Si brûlante que Perrin crut sentir roussir ses sourcils, une lance de flammes enveloppa la pauvre branche. Pour s’abriter les yeux, Berelain mit une main en visière. Le front plissé, Tylee paraissait de plus en plus pensive.

Quand les flammes se dissipèrent – en quelques secondes –, il ne restait plus de la branche qu’un nuage de cendres dispersé par le vent.

Une partie de ces cendres s’écrasèrent dans l’herbe en même temps que deux étincelles. Presque aussitôt, des flammes rugissantes crépitèrent au-dessus du sol. Dans l’assistance, même les destriers en grognèrent de peur. Tentant d’échapper au contrôle de sa cavalière, la jument de Berelain se débattit sauvagement.

Lâchant un juron – il aurait dû penser aux étincelles produites par les têtes de flèche –, Perrin fit mine de sauter à terre pour aller étouffer le feu. Avant qu’il ait passé la jambe gauche sur le flanc droit de Trotteur, les flammes s’éteignirent, laissant quelques fins tentacules de fumée.

— Très bien joué, souffla la sul’dam en tapotant la tête de sa compagne. Norie est une formidable damane.

La prisonnière vêtue de gris sourit timidement. Malgré ses propos triomphants, la sul’dam semblait inquiète.

— Ainsi, intervint Tylee, tu as avec toi une marath’… Enfin, une Aes Sedai. Une seule, ou plusieurs ? Qu’importe ! Celles que j’ai vues ne m’ont pas laissé d’impérissables souvenirs.

— Ce n’était pas le tissage de Feu d’une marath’damane, dit calmement la sul’dam.

Sans bouger un cil, Tylee dévisagea Perrin.

— Un Asha’man, alors ? lâcha-t-elle – et ce n’était pas une vraie question. Seigneur, tu commences à m’intéresser…

— Dans ce cas, un dernier détail te persuadera peut-être. Tod, enroule ton étendard autour de sa hampe, puis amène-toi par ici.

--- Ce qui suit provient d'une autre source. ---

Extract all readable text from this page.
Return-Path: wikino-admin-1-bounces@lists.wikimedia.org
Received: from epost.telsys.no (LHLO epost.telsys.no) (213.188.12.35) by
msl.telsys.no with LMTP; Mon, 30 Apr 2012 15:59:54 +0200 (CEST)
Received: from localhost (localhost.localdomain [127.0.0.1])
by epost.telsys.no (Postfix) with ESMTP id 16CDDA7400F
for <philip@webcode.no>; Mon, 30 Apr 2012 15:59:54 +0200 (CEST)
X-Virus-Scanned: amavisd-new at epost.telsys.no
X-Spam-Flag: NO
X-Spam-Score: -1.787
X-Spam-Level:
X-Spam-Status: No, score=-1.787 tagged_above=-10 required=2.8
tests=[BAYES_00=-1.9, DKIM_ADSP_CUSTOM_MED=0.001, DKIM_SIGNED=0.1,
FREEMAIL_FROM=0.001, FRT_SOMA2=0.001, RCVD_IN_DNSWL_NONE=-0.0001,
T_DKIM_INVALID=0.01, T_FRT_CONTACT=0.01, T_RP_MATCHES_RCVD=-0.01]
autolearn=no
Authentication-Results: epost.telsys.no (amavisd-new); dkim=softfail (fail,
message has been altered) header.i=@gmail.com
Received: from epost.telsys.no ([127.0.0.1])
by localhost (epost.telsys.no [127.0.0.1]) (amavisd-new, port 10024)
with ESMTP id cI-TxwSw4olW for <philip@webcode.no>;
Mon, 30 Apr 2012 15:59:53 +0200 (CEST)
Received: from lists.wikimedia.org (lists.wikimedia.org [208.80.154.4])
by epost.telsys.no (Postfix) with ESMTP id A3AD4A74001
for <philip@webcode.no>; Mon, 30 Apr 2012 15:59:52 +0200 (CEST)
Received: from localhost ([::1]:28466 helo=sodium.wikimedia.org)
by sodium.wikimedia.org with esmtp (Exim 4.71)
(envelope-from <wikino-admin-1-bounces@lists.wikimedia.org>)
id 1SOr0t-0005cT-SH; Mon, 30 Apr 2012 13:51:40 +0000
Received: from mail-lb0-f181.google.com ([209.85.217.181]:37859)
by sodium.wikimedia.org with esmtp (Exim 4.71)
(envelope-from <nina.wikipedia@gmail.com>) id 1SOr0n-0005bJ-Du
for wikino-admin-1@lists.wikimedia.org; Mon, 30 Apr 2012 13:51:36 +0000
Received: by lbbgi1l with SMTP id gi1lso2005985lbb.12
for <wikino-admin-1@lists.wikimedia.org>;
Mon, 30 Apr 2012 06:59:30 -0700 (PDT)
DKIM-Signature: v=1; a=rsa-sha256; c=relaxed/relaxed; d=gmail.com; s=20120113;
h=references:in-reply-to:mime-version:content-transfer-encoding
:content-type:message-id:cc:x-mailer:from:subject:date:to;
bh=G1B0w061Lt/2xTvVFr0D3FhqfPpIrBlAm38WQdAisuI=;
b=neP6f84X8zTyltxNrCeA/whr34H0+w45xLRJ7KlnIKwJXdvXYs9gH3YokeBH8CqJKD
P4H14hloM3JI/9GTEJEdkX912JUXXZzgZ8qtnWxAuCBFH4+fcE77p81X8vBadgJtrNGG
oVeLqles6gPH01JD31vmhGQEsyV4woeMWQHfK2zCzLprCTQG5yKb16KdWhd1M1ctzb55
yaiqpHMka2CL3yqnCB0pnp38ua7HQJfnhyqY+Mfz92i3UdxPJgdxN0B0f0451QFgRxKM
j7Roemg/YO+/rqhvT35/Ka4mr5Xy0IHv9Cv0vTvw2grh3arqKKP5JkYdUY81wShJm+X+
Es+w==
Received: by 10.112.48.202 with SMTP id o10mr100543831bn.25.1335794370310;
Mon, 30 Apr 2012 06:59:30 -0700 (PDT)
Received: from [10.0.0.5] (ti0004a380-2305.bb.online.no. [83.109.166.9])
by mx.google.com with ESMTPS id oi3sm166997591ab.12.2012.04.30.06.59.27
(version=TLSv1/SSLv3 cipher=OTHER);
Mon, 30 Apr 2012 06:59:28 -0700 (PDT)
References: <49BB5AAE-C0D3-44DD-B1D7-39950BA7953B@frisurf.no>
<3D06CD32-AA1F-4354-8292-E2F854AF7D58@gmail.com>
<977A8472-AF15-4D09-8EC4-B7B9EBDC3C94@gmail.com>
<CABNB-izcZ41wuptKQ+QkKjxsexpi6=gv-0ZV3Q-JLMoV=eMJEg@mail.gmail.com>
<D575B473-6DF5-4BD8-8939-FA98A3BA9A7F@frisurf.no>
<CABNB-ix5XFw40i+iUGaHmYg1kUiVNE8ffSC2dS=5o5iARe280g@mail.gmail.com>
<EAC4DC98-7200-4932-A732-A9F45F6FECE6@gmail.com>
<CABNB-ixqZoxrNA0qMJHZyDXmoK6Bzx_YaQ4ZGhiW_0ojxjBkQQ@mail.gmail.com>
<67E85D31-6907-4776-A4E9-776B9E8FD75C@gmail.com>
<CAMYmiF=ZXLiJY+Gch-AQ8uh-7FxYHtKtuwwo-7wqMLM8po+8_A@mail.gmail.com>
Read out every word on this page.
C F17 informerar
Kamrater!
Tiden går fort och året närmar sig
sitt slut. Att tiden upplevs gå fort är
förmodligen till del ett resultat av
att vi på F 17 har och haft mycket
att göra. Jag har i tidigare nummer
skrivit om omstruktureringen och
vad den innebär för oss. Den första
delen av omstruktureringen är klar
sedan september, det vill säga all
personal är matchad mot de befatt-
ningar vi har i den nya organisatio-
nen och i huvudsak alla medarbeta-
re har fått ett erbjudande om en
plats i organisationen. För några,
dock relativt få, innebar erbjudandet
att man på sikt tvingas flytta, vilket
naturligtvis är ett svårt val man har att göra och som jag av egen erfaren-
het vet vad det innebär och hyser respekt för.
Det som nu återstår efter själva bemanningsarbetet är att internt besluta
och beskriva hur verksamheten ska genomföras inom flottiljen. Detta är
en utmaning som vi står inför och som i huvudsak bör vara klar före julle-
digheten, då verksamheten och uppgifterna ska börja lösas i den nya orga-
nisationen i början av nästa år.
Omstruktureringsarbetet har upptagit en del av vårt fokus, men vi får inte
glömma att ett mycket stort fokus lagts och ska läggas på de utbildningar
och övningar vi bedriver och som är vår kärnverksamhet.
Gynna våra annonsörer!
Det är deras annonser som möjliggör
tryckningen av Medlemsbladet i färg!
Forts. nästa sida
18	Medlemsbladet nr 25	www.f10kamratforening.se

N’entendant aucun bruit de sabots dans son dos, Perrin regarda derrière lui. Le regard halluciné, Tod le dévisageait comme s’il avait perdu l’esprit.

— Tod !

S’ébrouant, Tod enroula l’Aigle Rouge autour de sa hampe. Puis, l’air toujours aussi malheureux, il vint au niveau de Perrin et lui remit son trésor.

Ensuite, il resta immobile, une main comiquement tendue, comme s’il espérait que l’étendard reviendrait vers lui de son propre chef.

L’étendard tendu comme un présent, Perrin avança en direction des Seanchaniens.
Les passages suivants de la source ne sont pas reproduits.